Traded as: Agritan, Anofex, Arkotine, Azotox, Bosan Supra, Bovidermol, Chlorophenothan, Chloropenothane, Clorophenotoxum, Citox, Clofenotane, Dedelo, Deoval, Detox, Detoxan, Dibovan, Dicophane, Didigam, Didimac, Dodat, Dykol, Estonate, Genitox, Gesafid, Gesapon, Gesarex, Gesarol, Guesapon, Gyron, Havero-extra, Ivotan, Ixodex, Kopsol, Mutoxin, Neocid, Parachlorocidum, Pentachlorin, Pentech, PPzeidan, Rudseam, Santobane, Zeidane, Zerdane.
What is it? The dichlorodiphenyltrichloroethane or DDT, as it is universally known, is an organochlorinated insecticide.
Use (purpose): DDT is an insecticide used extensively starting with the Second World War and it is still used nowadays. It was employed for fighting malaria, typhus and bubonic plague (transmitted by mosquitoes, fleas and lice, respectively) as well as for the protection of crops (potatoes, corn, cotton. etc.). The soil half-life period was documented to be over 30 years long (Arcachon Basin, in France – Thompson, Budzinski et al. 1998).
Current status: Starting from 1970s, the product has been banned in most of the developed countries. Starting from 2001, the Stockholm Convention has included DDT in the category of persistent organic pollutants, and its use is conditioned by specific exemptions for acceptable purposes, such as fighting malaria in the Sub-Sahara African countries, where mosquitos have developed resistance to other types of insecticides. The substance is still being manufactured, sold and used with specific exemptions in countries such as South Africa, Saudi Arabia, Benin, Burkina Faso, Cameroon, Central African Republic, Congo, Ethiopia, Ghana, Mauritius, Liberia, Mali, Niger, Nigeria, Senegal, Sudan, Swaziland, Togo, Zanzibar, Zaire.

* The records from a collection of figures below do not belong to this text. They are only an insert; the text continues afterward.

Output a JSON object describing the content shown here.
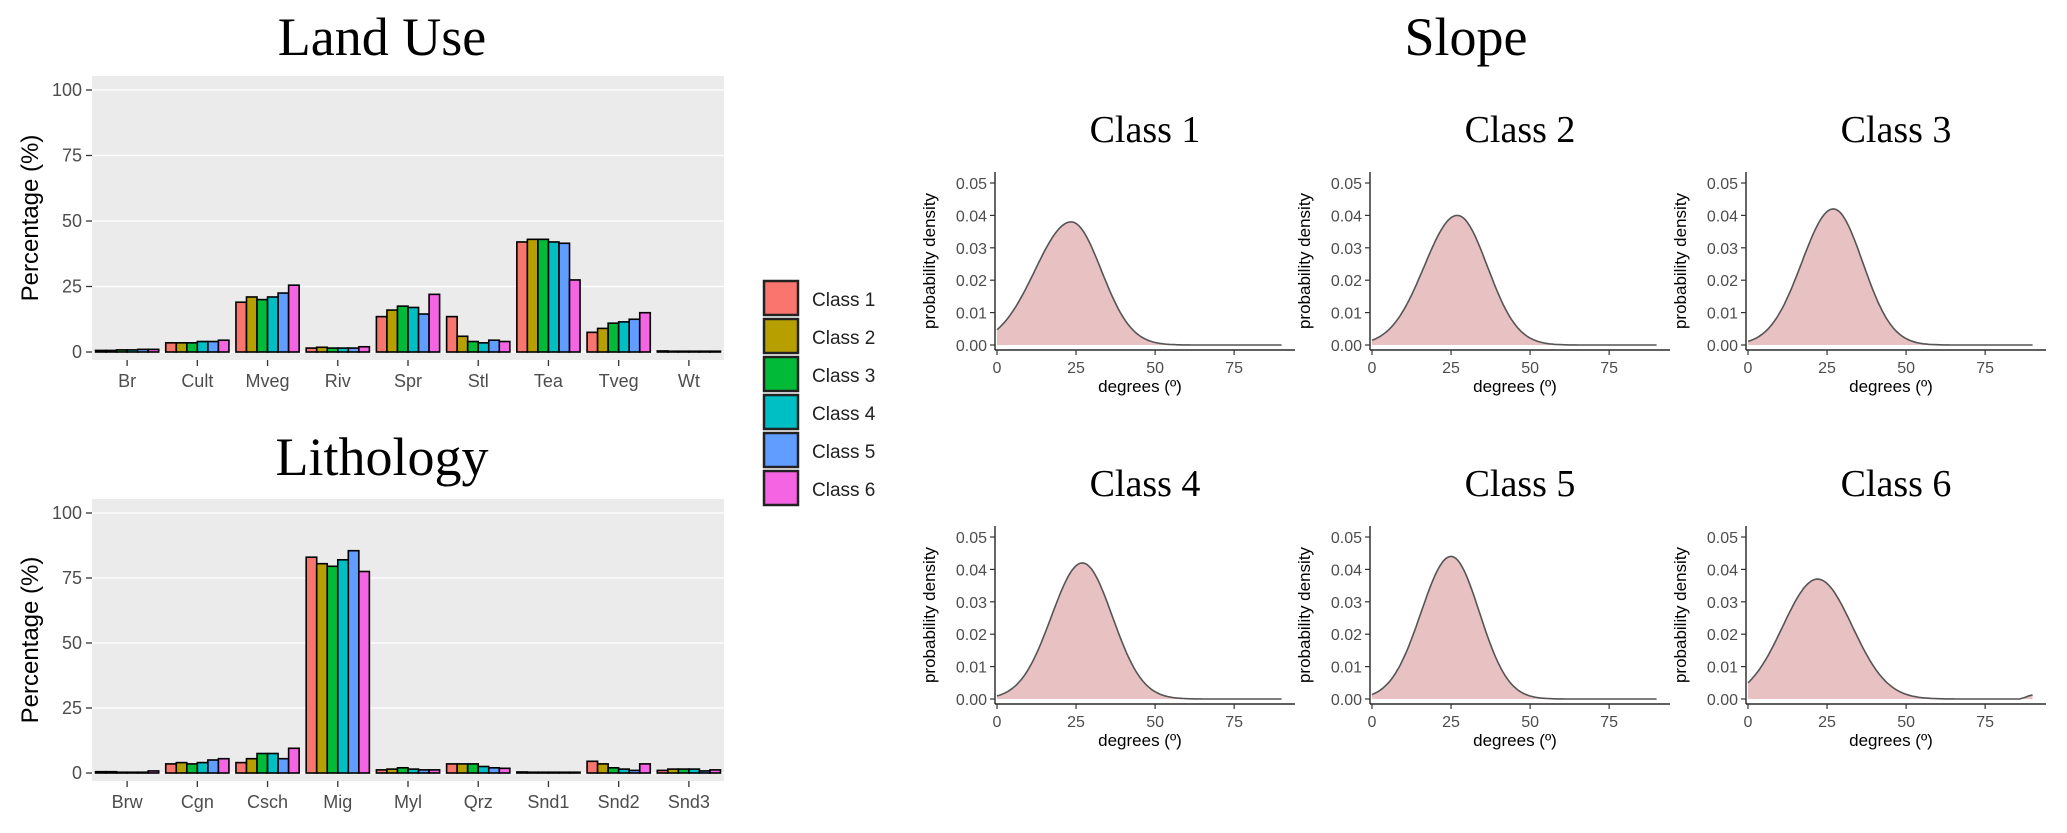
{
  "colors": {
    "panel_bg": "#EBEBEB",
    "bar_outline": "#000000",
    "density_fill": "#E8C2C2",
    "density_line": "#555555",
    "tick_text": "#4D4D4D",
    "class_colors": [
      "#F8766D",
      "#B79F00",
      "#00BA38",
      "#00BFC4",
      "#619CFF",
      "#F564E3"
    ]
  },
  "titles": {
    "land_use": "Land Use",
    "lithology": "Lithology",
    "slope": "Slope"
  },
  "legend": {
    "items": [
      "Class 1",
      "Class 2",
      "Class 3",
      "Class 4",
      "Class 5",
      "Class 6"
    ]
  },
  "chart_data": [
    {
      "id": "land_use",
      "type": "bar",
      "title": "Land Use",
      "xlabel": "",
      "ylabel": "Percentage (%)",
      "ylim": [
        0,
        100
      ],
      "yticks": [
        0,
        25,
        50,
        75,
        100
      ],
      "categories": [
        "Br",
        "Cult",
        "Mveg",
        "Riv",
        "Spr",
        "Stl",
        "Tea",
        "Tveg",
        "Wt"
      ],
      "series": [
        {
          "name": "Class 1",
          "values": [
            0.6,
            3.5,
            19,
            1.5,
            13.5,
            13.5,
            42,
            7.5,
            0.4
          ]
        },
        {
          "name": "Class 2",
          "values": [
            0.6,
            3.5,
            21,
            1.8,
            16,
            6,
            43,
            9,
            0.3
          ]
        },
        {
          "name": "Class 3",
          "values": [
            0.8,
            3.5,
            20,
            1.5,
            17.5,
            4,
            43,
            11,
            0.3
          ]
        },
        {
          "name": "Class 4",
          "values": [
            0.8,
            4,
            21,
            1.5,
            17,
            3.5,
            42,
            11.5,
            0.3
          ]
        },
        {
          "name": "Class 5",
          "values": [
            1,
            4,
            22.5,
            1.5,
            14.5,
            4.5,
            41.5,
            12.5,
            0.3
          ]
        },
        {
          "name": "Class 6",
          "values": [
            1,
            4.5,
            25.5,
            2,
            22,
            4,
            27.5,
            15,
            0.3
          ]
        }
      ]
    },
    {
      "id": "lithology",
      "type": "bar",
      "title": "Lithology",
      "xlabel": "",
      "ylabel": "Percentage (%)",
      "ylim": [
        0,
        100
      ],
      "yticks": [
        0,
        25,
        50,
        75,
        100
      ],
      "categories": [
        "Brw",
        "Cgn",
        "Csch",
        "Mig",
        "Myl",
        "Qrz",
        "Snd1",
        "Snd2",
        "Snd3"
      ],
      "series": [
        {
          "name": "Class 1",
          "values": [
            0.5,
            3.5,
            4,
            83,
            1.2,
            3.5,
            0.4,
            4.5,
            1
          ]
        },
        {
          "name": "Class 2",
          "values": [
            0.5,
            4,
            5.5,
            80.5,
            1.5,
            3.5,
            0.3,
            3.5,
            1.5
          ]
        },
        {
          "name": "Class 3",
          "values": [
            0.3,
            3.5,
            7.5,
            79.5,
            2,
            3.5,
            0.3,
            2,
            1.5
          ]
        },
        {
          "name": "Class 4",
          "values": [
            0.3,
            4,
            7.5,
            82,
            1.5,
            2.5,
            0.3,
            1.5,
            1.5
          ]
        },
        {
          "name": "Class 5",
          "values": [
            0.3,
            5,
            5.5,
            85.5,
            1.2,
            2,
            0.3,
            1,
            0.8
          ]
        },
        {
          "name": "Class 6",
          "values": [
            0.8,
            5.5,
            9.5,
            77.5,
            1.2,
            1.8,
            0.3,
            3.5,
            1.2
          ]
        }
      ]
    },
    {
      "id": "slope",
      "type": "area",
      "title": "Slope",
      "xlabel": "degrees (º)",
      "ylabel": "probability density",
      "xlim": [
        0,
        90
      ],
      "ylim": [
        0,
        0.05
      ],
      "xticks": [
        0,
        25,
        50,
        75
      ],
      "yticks": [
        0,
        0.01,
        0.02,
        0.03,
        0.04,
        0.05
      ],
      "ytick_labels": [
        "0.00",
        "0.01",
        "0.02",
        "0.03",
        "0.04",
        "0.05"
      ],
      "panels": [
        {
          "name": "Class 1",
          "mode": 23.5,
          "peak": 0.038,
          "sd_left": 11.5,
          "sd_right": 9.5,
          "tail_bump": 0
        },
        {
          "name": "Class 2",
          "mode": 27,
          "peak": 0.04,
          "sd_left": 10.5,
          "sd_right": 9.5,
          "tail_bump": 0
        },
        {
          "name": "Class 3",
          "mode": 27,
          "peak": 0.042,
          "sd_left": 10,
          "sd_right": 9.3,
          "tail_bump": 0
        },
        {
          "name": "Class 4",
          "mode": 27,
          "peak": 0.042,
          "sd_left": 9.8,
          "sd_right": 9.5,
          "tail_bump": 0
        },
        {
          "name": "Class 5",
          "mode": 25,
          "peak": 0.044,
          "sd_left": 9.5,
          "sd_right": 9,
          "tail_bump": 0
        },
        {
          "name": "Class 6",
          "mode": 22,
          "peak": 0.037,
          "sd_left": 11,
          "sd_right": 11,
          "tail_bump": 0.0012
        }
      ]
    }
  ]
}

Nevertheless, on 17 May 2009, as a result of the fact there are no parties registered for the specific exemptions mentioned in Annex B in relationship to DDT, in compliance with Article 4 point 9 of the Convention, no further records can be made as regards such exemptions, a situation which also involves a ban on DDT in all signing countries of Convention.
In Romania: DDT was used since the 40's and banned since 1985.
- In cases of chronic exposure to small doses: immunotoxicity, possible disruptor of the endocrine system, being a weak oestrogen, disruptor of the thyroid and pituitary gland, reproductive and renal disorders, neurotoxic, carcinogenic (breast cancer among others). The neurotoxic effects were linked to a new debilitating neuropsychiatric syndrome (the X syndrome) both in humans and cattle.
- In acute exposure: hypersensitivity to cutaneous stimuli, tingling or crawling sensations, headaches, paraesthesia, itching, back of the head pain and stiffness, closed throat sensation. Painful throat, persistent cough, oppressing sensation and powerful pain in the arms, articular pains, generalised muscle weakness, fatigue, anxiety, dizziness, nausea, vomiting, lack of limbs coordination, tremor, twitching, hypertonia, confusion, seizures, coma and respiratory arrest.
Exposure limits, deadly dose: maximum allowed concentration 0.0002 micrograms/L for drinking water and for molluscs, crustaceans and fresh water fish.
- Occupational: elimination of old deposits of DDT and insecticide and antimalarial treatment administration in locations where the substance has been historically used.
- Air: aerosols from the soil sprayed with DDT, in locations where the substance is used.
- Soil: direct skin contact in locations where the substance is used or with soils suffering a strong historical contamination.
- Food: the main exposure source worldwide, including in countries where DDT is no longer used for many years, is food : root vegetables, green vegetables – lettuce, spinach, onion, and corn etc., grown in recently contaminated soils or in soils historically polluted; fish and derivates of fish from waters polluted through the ground water and drainage from fields recently contaminated or historically polluted; milk and dairy products; meat and animal products fed or pastured on polluted grounds.